A state attorney who lost his job over tormenting a gay student can't collect unemployment benefits, the Michigan Appeals Court ruled Friday.

Andrew Shirvell was fired as an assistant attorney general in 2010 for attacking openly gay Chris Armstrong. Armstrong graduated from the University of Michigan in 2011. His involvement in student politics riled Shirvell, an alum of UofM.

Shirvell escalated his attacks after Armstrong became the school's first openly gay student government president. He attacked Armstrong on the Internet, at his home and at university events. At his now private blog Chris Armstrong Watch, he accused the student of preying on impressionable freshman and of being “Satan's representative on the student assembly,” and labeled Armstrong a Nazi, a racist, a liar and an elitist.

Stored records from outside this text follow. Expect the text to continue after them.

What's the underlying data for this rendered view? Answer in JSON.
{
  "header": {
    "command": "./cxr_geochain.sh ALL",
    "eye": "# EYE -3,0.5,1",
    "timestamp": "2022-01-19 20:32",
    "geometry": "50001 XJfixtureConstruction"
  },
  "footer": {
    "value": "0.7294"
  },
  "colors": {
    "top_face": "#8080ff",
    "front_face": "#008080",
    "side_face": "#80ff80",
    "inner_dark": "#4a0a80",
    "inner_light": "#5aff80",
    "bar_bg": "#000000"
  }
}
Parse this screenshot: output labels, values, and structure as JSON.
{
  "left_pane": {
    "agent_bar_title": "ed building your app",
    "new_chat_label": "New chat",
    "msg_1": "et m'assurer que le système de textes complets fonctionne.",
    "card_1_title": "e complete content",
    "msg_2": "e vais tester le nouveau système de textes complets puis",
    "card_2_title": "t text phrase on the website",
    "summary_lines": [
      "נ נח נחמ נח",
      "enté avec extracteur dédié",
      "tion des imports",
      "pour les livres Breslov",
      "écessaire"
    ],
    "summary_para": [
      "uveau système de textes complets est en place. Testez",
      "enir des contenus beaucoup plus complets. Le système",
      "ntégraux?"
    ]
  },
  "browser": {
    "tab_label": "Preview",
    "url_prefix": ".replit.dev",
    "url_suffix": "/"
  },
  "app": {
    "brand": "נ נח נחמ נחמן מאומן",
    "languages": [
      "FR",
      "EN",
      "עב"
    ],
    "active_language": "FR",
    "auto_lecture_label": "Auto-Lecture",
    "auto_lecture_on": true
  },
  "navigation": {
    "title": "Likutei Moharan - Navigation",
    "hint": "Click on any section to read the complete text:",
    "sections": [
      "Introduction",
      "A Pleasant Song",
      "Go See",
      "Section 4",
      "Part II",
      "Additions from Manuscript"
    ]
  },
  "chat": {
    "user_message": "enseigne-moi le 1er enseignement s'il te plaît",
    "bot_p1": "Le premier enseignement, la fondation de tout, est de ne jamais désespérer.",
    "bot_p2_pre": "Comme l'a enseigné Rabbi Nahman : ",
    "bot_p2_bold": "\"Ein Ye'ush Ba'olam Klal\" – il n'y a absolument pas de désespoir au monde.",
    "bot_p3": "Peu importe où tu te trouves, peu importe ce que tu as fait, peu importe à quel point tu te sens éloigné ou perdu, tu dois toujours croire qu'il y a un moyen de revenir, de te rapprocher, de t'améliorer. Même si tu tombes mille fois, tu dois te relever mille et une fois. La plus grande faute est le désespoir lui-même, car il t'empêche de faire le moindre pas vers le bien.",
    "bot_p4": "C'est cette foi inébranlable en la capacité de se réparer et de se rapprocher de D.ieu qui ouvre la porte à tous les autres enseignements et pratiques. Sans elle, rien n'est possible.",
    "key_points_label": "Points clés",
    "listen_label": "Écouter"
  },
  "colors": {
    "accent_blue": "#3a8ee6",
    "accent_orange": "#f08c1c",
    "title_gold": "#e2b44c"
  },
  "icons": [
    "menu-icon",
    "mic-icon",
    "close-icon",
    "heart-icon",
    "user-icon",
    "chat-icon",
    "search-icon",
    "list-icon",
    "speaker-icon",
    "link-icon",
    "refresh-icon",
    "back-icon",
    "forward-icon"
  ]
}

According to the AP, the appeals court said that Shirvell's speech was not protected by the First Amendment because it affected government services.

“The department, as the chief law enforcement agency in the state, represents all of the citizens of Michigan irrespective of race, gender, sexual orientation, religion or creed. … Shirvell's conduct reasonably could have created the impression that neither he nor the department enforced the law in a fair, even-handed manner without bias,” the court said.

Shirvell said that he would appeal the case to the Michigan Supreme Court.

“Every public employee, whether liberal or conservative, will now be in fear of what they're doing on their off hours,” he told the AP.

In a separate action, Armstrong filed a defamation suit and Shirvell was ordered to pay $4.5 million in damages. Shirvell appealed the ruling.